என்பணிந்த தென்கமலை ஈசனார் பூங்கோவில்
முன்பணிந்த தெய்வ முனிவோர்கள் – அன்புஎன்னாம்
புண்சுமந்தோம் நந்தி புடைத்தென்னார் புண்ணியனார்
மண்சுமந்தார் என்றுருகு வார்.
Kumaraguruparar, a 17th century poet wrote in praise of Lord Shiva. What was he referring to when he said “they melted when he carried sand”?
Arappalayam is small yet busy locality in Madurai. The thiruvilaiyadal mentions that Lord Shiva helped an old woman named Vandhi at this place. It so happened that the Vaigai river in Madurai was flooded. The then Pandiya king ordered that each family should depute a person to fill sand on the banks of the river. Vandhi, an old lady selling puttu (steamed rice powder dish), was sad and scared as she had none at home to be deputed for this work.

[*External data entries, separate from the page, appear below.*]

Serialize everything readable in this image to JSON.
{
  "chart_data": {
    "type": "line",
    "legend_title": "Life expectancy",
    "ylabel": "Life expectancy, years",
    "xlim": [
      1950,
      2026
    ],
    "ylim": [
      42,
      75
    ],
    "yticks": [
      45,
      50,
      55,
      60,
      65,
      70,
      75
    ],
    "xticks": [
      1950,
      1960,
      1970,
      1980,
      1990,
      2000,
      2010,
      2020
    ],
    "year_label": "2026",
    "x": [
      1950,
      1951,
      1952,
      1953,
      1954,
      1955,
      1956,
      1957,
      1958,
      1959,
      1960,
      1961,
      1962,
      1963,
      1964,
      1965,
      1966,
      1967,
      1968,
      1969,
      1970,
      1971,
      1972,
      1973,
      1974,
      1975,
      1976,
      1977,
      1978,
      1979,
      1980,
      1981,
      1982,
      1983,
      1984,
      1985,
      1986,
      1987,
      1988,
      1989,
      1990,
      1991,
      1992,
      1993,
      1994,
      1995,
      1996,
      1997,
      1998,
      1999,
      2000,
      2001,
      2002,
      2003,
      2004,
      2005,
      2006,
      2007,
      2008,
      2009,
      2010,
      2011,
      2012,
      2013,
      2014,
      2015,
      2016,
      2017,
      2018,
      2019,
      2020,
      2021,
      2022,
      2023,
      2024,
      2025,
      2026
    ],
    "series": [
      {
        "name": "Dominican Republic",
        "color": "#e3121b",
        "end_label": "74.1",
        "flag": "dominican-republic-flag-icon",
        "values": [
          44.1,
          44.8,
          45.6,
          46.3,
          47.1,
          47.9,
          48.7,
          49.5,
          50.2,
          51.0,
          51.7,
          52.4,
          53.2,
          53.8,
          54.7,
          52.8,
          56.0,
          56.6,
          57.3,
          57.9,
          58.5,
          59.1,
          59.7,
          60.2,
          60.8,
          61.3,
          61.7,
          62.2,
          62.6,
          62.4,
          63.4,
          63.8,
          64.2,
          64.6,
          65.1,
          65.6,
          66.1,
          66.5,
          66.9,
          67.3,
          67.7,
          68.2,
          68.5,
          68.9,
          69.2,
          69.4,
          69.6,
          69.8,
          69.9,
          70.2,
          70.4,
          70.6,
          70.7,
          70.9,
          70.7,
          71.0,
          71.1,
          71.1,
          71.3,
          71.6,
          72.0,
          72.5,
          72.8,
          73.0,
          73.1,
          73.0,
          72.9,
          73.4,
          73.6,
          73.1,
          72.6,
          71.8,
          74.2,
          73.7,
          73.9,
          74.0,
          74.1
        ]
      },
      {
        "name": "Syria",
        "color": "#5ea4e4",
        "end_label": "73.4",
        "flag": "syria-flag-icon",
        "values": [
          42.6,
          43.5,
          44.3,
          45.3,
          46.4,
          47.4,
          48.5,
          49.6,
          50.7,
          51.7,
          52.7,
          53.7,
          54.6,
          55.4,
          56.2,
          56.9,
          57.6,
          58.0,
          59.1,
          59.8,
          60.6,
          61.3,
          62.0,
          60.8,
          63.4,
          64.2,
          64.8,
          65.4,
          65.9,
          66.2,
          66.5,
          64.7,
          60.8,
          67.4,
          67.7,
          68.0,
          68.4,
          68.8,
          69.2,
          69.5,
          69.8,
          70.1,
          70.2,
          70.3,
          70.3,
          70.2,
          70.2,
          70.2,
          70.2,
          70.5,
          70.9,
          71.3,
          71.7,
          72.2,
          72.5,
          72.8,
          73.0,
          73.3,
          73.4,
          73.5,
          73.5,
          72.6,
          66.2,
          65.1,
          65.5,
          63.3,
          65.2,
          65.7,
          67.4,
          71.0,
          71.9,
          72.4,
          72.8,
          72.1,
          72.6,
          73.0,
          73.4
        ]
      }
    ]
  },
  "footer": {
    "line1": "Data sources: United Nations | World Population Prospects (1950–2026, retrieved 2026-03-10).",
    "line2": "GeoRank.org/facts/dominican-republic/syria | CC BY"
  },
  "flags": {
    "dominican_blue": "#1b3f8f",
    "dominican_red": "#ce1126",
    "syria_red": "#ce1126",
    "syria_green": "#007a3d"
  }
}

Vandhi was an ardent devotee of Shiva. Disguised as a young boy, Shiva approached Vandhi with a deal. “If you offer puttu everyday, I shall carry the sand to the river banks”. He added that she need not give him the good ones but just the left over bad ones would do. Overjoyed with this deal, Vanthi made puttu everyday. It so happened that every bit of puttu she made turned bad and useless and Shiva had it all. He would go to the banks, just lie down without doing any work. Angered by his behavior, the supervisors brought up the matter to the king. The king summoned the young boy and asked him to start filling the banks immediately. When the boy refused, the King took a cane and started beating the boy. The moment he hit the boy, everyone including the king felt the pain. That is when the king realised his mistake and bowed down to Shiva.
For having carried sand in exchange for puttu, he got the name name “puttukku man sumanthana peruman”.
It would also be interesting to know the history of this praise worthy poet. Born in Srivaikuntam, Kumaraguruparar started speaking only at the age of 5 after visiting the Thiruchendur Murugan temple. He wrote the Kandar Kalivemba in praise of Thiruchendur Murugan.
He left his home in search of a Guru. At Thiruchendur, a divine voice guided him saying “The person before whom you will be unable to speak will be your Guru”.
He spent some time in Madurai, singing the praise of Meenakshi Amman. So divine were his compositions that She herself blessed him with a pearl garland. He then proceeded to the the town of Thiruvaroor and sang the praise of the deity Thiagraja Swamy. From thiruvaroor, the saint traveled to Dharmapuram. With a deep desire to find a Guru, the saint traveled from street to street. He arrived at the Thirukailaya Paramparai Atheenam. The head of the mutt, Masilamani Desikar, asked Kumaraguruparar to explain the meaning of the composition “ainthu perarivum kannale kolla”. This song from the periya puranam, refers to the description of Shiva’s dance at Chidambaram by Sundaramurti nayanar.
As Kumaraguruparar was about to explain, he was shocked by the fact that he was unable to utter a word. He realized that the person in front of him was his Guru and fell at his feet. Desikar was a Guru par excellence and initiated Kumaraguruparar. On the orders of his Guru to revitalize shaivism in the north (which was declining due to Mogul rule), Kumaraguruparar traveled to Kashi.
Learning the language of the North with Saraswathi’s grace, Kumaraguruparar crossed many hurdles to meet the Mogul King Dara Shikoh. He rode a lion to the King’s darbar. Stunned by his valor, the king agreed to offer land to the saint. The saint said that he wanted to revive the Kedareswar Temple at the Kedar Ghat in Varanasi. He also mentioned that the circular path taken by an eagle that would fly will be allotted as the land for renovation. Kumaraguruparar’s predictions came true and he was allotted land for renovation. The Saint is said of lived in Kashi for 30 years and played a vital role in revival of Saivism.
One can never fathom what Shiva has in mind for his Bhaktas.